Like all Pinter's plays. Betrayal is quite cryptic, but the message I got from it is that when you're romantically involved with someone your concern for their welfare is constantly at war with an unconscious impulse to cause them pain. Infidelity may partly be motivated by sexual desire, but it's also prompted by a subterranean need to lash out at your partner. In fact, Pinter goes further than this and seems to be saying that romantic love can only endure if we give free reign to this destructive impulse. He takes that famous Oscar Wilde line about hurting the one you love and adds a poisonous little twist of his own.
This bleak message can either be read as an elaborate rationalisation of Pinter's own extra-curricular activities or as a searing insight into the human condition, depending on your point of view, but the real genius of the play lies in its technical brilliance. The story is told backwards and the fact that you know exactly what the outcome will be has the effect of cutting away the extraneous material and forcing you to focus on the emotional core of each scene. You get such a vivid sense of the inner life of the characters that, at times. I could almost hear what they were thinking in my head. No doubt some of this is due to the skill of the actors, and Betrayal has a good cast in the form of Janie Dee, Aden Gillett and Hugo Speer. But the main credit must go to Pinter.
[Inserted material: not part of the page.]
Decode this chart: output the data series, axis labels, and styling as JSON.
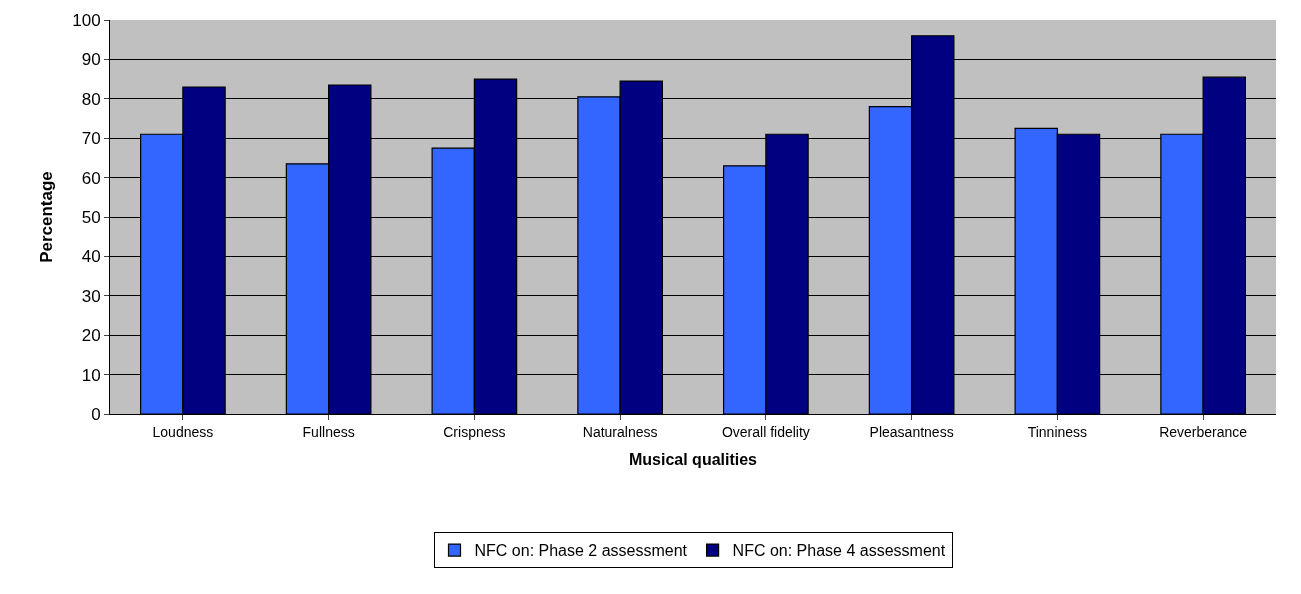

There are echoes of Betrayal in The Deep Blue Sea, Terence Rattigan's 1952 play that you can just catch at the Theatre Royal, Brighton, if you're quick. It, too, is concerned with adultery, in this case that of a respectable, upper-middle-class woman who leaves her husband, a High Court judge, and runs off with a second world war fighter ace. Unlike Pinter, though, Rattigan seems to take sexual desire very much at face value. The protagonist isn't motivated by a desire to harm her husband, whom she's no longer in love with, so much as a genuine passion for the good-looking young pilot. Even though the woman's feelings aren't reciprocated, Rattigan seems to approve of her decision to leave her husband and thinks that, in flouting convention and giving in to her sexual feelings, she's being true to herself for the first time in her life.
It's not hard to discern in The Deep Blue Sea a defence of Rattigan's homosexuality, yet that doesn't quite do justice to the play. It's more of a full-blooded attack on sexual repression and, in retrospect, can be seen as anticipating the permissiveness of the Swinging Sixties. In the form of the heroine it contains a fantastic part for an actress, and Harriet Walter is extremely good in the role, as she always is. It won't transfer to the West End since Rattigan has long fallen out of fashion, but for my money he's one of the two or three best British playwrights of the last century. If you live anywhere near Brighton you'd be mad not to go to see it.
I'm going to have to end on a sour note. I'm afraid, since Tales from the Vienna Woods is a terrible bore. I only managed to last about half an hour and I consider that absolutely heroic. There are plenty of things worth seeing at the National, including Power and Jumpers, but this isn't one of them.